CN-121983216-A - Electronic medical record examination method, system, equipment and medium
Abstract
The application discloses a method, a system, equipment and a medium for inspecting electronic medical records, which relate to the technical field of computers and comprise the steps that a computer device acquires original medical data from different sources, and the original medical data is preprocessed to obtain preprocessed data; the method comprises the steps of determining a rule chain corresponding to an inspection task based on an inspection rule or a large model manually configured by a user, wherein the inspection rule comprises a target rule based on a structured query language and a large model semantic rule based on prompt word engineering, executing the inspection task based on preprocessed data according to the rule chain of the inspection task after triggering the inspection task to obtain an inspection result, identifying the type of a last rule in the rule chain, processing the inspection result based on the identified type to obtain a processed result, and integrating the processed result corresponding to each inspection task with an electronic medical record to obtain a structured inspection report. Therefore, the application can automatically and batchly assist the staff to complete the task of reviewing the electronic medical records.
Inventors
- FU JIANFEI
- LI ZHEN
Assignees
- 宁波大学附属第一医院(宁波市第一医院)
Dates
- Publication Date
- 20260505
- Application Date
- 20260408
Claims (10)
- 1. An electronic medical record review method, applied to a computer device, comprising: Acquiring original medical data of different sources, and preprocessing the original medical data to obtain preprocessed data; Determining a rule chain corresponding to an inspection task based on inspection rules or a large model manually configured by a user, wherein the inspection rules comprise target rules based on a structured query language and large model semantic rules based on prompt word engineering; After triggering the examination task, executing the examination task based on the preprocessed data according to a rule chain of the examination task to obtain a corresponding examination result; identifying the type of the last rule in the rule chain, and correspondingly processing the examination result based on the identified type to obtain a processed result; And integrating the processed results corresponding to each examination task with the electronic medical record to obtain a corresponding structured examination report.
- 2. The electronic medical record review method of claim 1, wherein the obtaining raw medical data from different sources comprises: And extracting the original medical data from different sources according to the data extraction task and the configuration information which are created in advance by the user, wherein the configuration information comprises a source database, data extraction sentences, data previews and application programming interface parameters of the original medical data.
- 3. The electronic medical record review method of claim 1, wherein triggering the review task comprises: triggering the auditing task based on a monitored manual operation of a user or a preset time threshold.
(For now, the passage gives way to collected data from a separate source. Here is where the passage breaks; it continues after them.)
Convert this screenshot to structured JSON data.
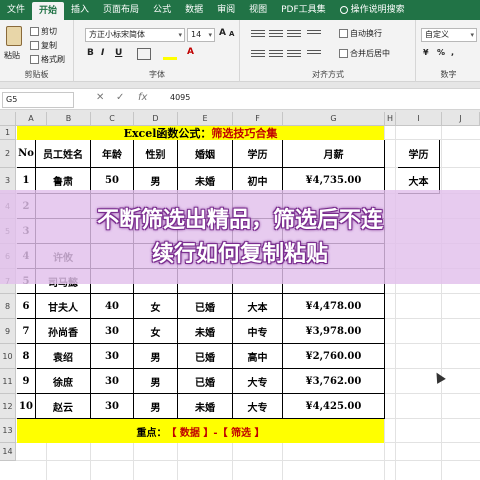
{
  "tabs": {
    "file": "文件",
    "home": "开始",
    "insert": "插入",
    "layout": "页面布局",
    "formulas": "公式",
    "data": "数据",
    "review": "审阅",
    "view": "视图",
    "pdf": "PDF工具集",
    "tell": "操作说明搜索"
  },
  "ribbon": {
    "paste": "粘贴",
    "cut": "剪切",
    "copy": "复制",
    "format_painter": "格式刷",
    "clipboard": "剪贴板",
    "font_name": "方正小标宋简体",
    "font_size": "14",
    "font": "字体",
    "wrap": "自动换行",
    "merge": "合并后居中",
    "alignment": "对齐方式",
    "number_format": "自定义",
    "number": "数字"
  },
  "formula_bar": {
    "name_box": "G5",
    "fx": "fx",
    "value": "4095"
  },
  "columns": [
    "A",
    "B",
    "C",
    "D",
    "E",
    "F",
    "G",
    "H",
    "I",
    "J"
  ],
  "rows": [
    "1",
    "2",
    "3",
    "4",
    "5",
    "6",
    "7",
    "8",
    "9",
    "10",
    "11",
    "12",
    "13",
    "14"
  ],
  "sheet": {
    "title_prefix": "Excel函数公式：",
    "title_highlight": "筛选技巧合集",
    "headers": [
      "No",
      "员工姓名",
      "年龄",
      "性别",
      "婚姻",
      "学历",
      "月薪"
    ],
    "rows": [
      [
        "1",
        "鲁肃",
        "50",
        "男",
        "未婚",
        "初中",
        "¥4,735.00"
      ],
      [
        "2",
        "",
        "",
        "",
        "",
        "",
        ""
      ],
      [
        "3",
        "",
        "",
        "",
        "",
        "",
        ""
      ],
      [
        "4",
        "许攸",
        "",
        "",
        "",
        "",
        ""
      ],
      [
        "5",
        "司马懿",
        "",
        "",
        "",
        "",
        ""
      ],
      [
        "6",
        "甘夫人",
        "40",
        "女",
        "已婚",
        "大本",
        "¥4,478.00"
      ],
      [
        "7",
        "孙尚香",
        "30",
        "女",
        "未婚",
        "中专",
        "¥3,978.00"
      ],
      [
        "8",
        "袁绍",
        "30",
        "男",
        "已婚",
        "高中",
        "¥2,760.00"
      ],
      [
        "9",
        "徐庶",
        "30",
        "男",
        "已婚",
        "大专",
        "¥3,762.00"
      ],
      [
        "10",
        "赵云",
        "30",
        "男",
        "未婚",
        "大专",
        "¥4,425.00"
      ]
    ],
    "side_header": "学历",
    "side_value": "大本",
    "note_prefix": "重点：",
    "note_highlight": "【 数据 】-【 筛选 】"
  },
  "banner": {
    "line1": "不断筛选出精品，筛选后不连",
    "line2": "续行如何复制粘贴"
  }
}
- 4. The electronic medical record review method of claim 1, wherein the preprocessing the raw medical data to obtain preprocessed data comprises: performing data cleaning on the original medical data to obtain cleaned medical data; Carrying out format standardization treatment on the medical data after cleaning to obtain standardized medical data; Storing the standardized medical data into a target table structure according to a logical relationship to verify the integrity and accuracy of the standardized medical data; And storing the standardized medical data into a target data table according to the corresponding verification result to obtain preprocessed data.
- 5. The electronic medical record review method of claim 1, wherein the determining a rule chain corresponding to a review task based on a review rule or a large model manually configured by a user comprises: Determining machine-executable censoring rules manually configured by a user within a rules engine configuration unit; sorting the inspection rules to determine rule chains corresponding to the inspection tasks according to the corresponding sorted rules; or decomposing the natural language input by the user into a plurality of examination tasks by utilizing the target large model, and decomposing each examination task into an executable rule chain based on the target large model.
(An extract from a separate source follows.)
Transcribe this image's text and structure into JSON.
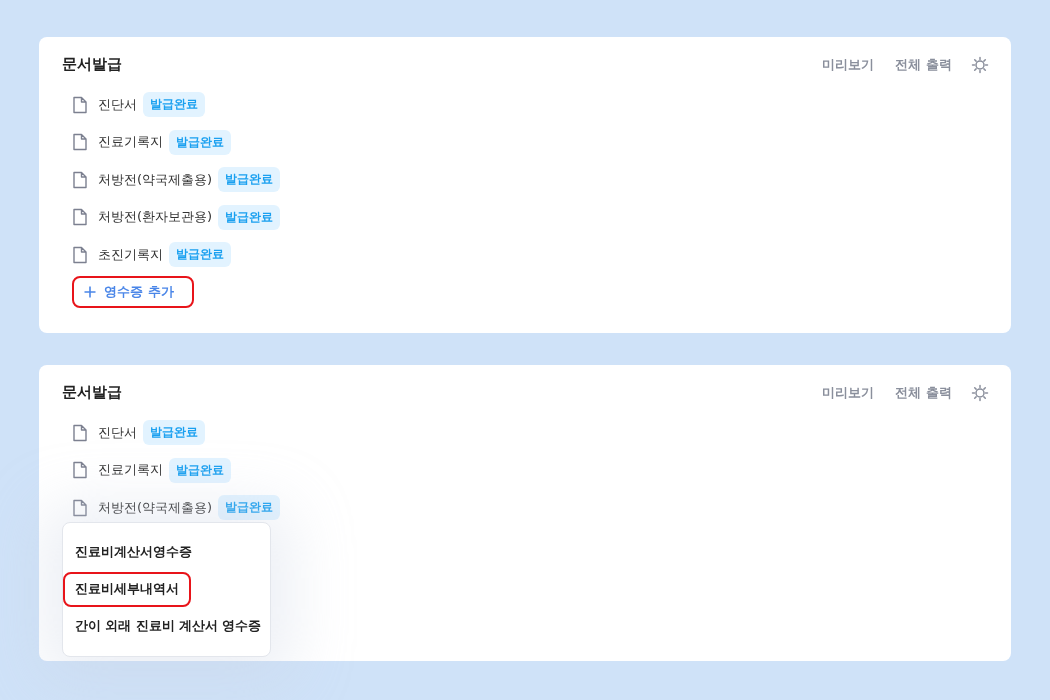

- 6. The electronic medical record review method of claim 5, wherein the identifying the type of the last rule in the rule chain and correspondingly processing the review result based on the identified type to obtain a processed result comprises: If the last rule in the rule chain is the target rule, directly displaying the rule name and the examination result to obtain a processed result; If the last rule in the rule chain is a big model semantic rule, analyzing an examination result returned by the big model into structural data, and determining a processed result according to target information in the structural data, wherein the target information comprises a medical record list, hit number, confidence coefficient and evidence.
- 7. The electronic medical record review method according to any one of claims 1 to 6, wherein the performing the review task based on the preprocessed data according to the rule chain of the review task to obtain the corresponding review result includes: and sequentially executing the inspection tasks according to the sequence of each rule in the rule chain of the inspection tasks so as to acquire a target result output by the last rule, and determining the target result as the inspection result.
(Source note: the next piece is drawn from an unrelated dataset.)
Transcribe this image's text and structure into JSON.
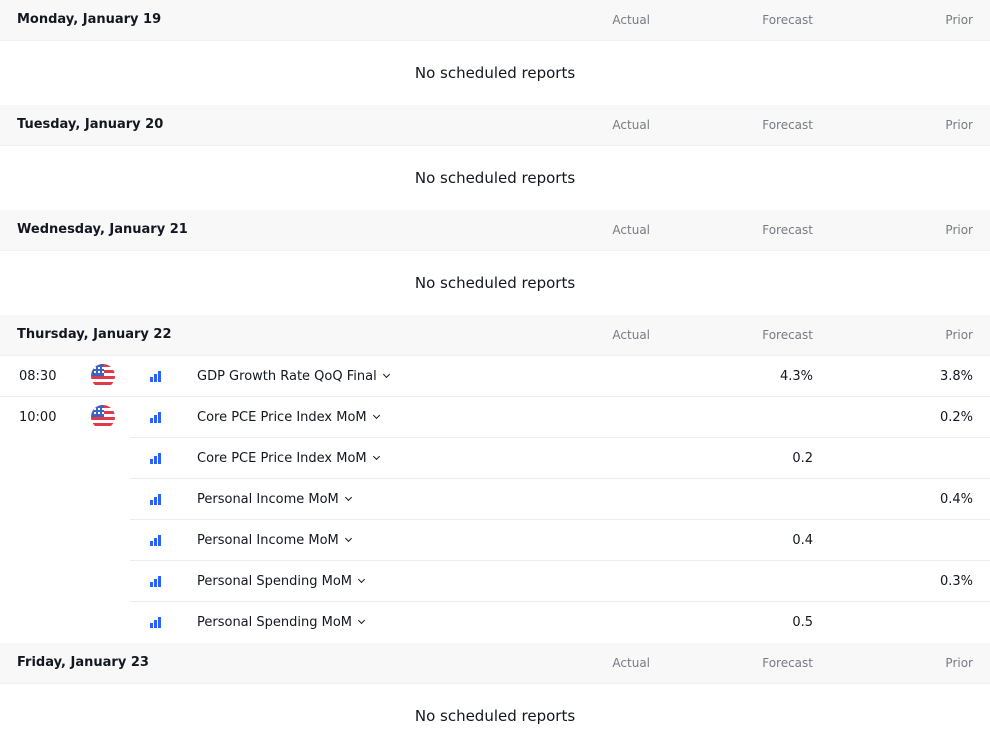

- 8. An electronic medical record review system, characterized by being applied to a computer device, comprising: The data preprocessing module is used for acquiring original medical data from different sources, and preprocessing the original medical data to obtain preprocessed data; the rule chain determining module is used for determining a rule chain corresponding to the examination task based on examination rules or a large model manually configured by a user, wherein the examination rules comprise target rules based on a structured query language and large model semantic rules based on prompt word engineering; The task execution module is used for executing the examination task based on the preprocessed data according to a rule chain of the examination task after triggering the examination task so as to obtain a corresponding examination result; the examination result processing module is used for identifying the type of the last rule in the rule chain and correspondingly processing the examination result based on the identified type to obtain a processed result; and the examination report acquisition module is used for integrating the processed results corresponding to each examination task with the electronic medical record so as to obtain a corresponding structured examination report.
- 9. An electronic device, comprising: A memory for storing a computer program; A processor for executing a computer program to perform the steps of the electronic medical record review method of any one of claims 1 to 7.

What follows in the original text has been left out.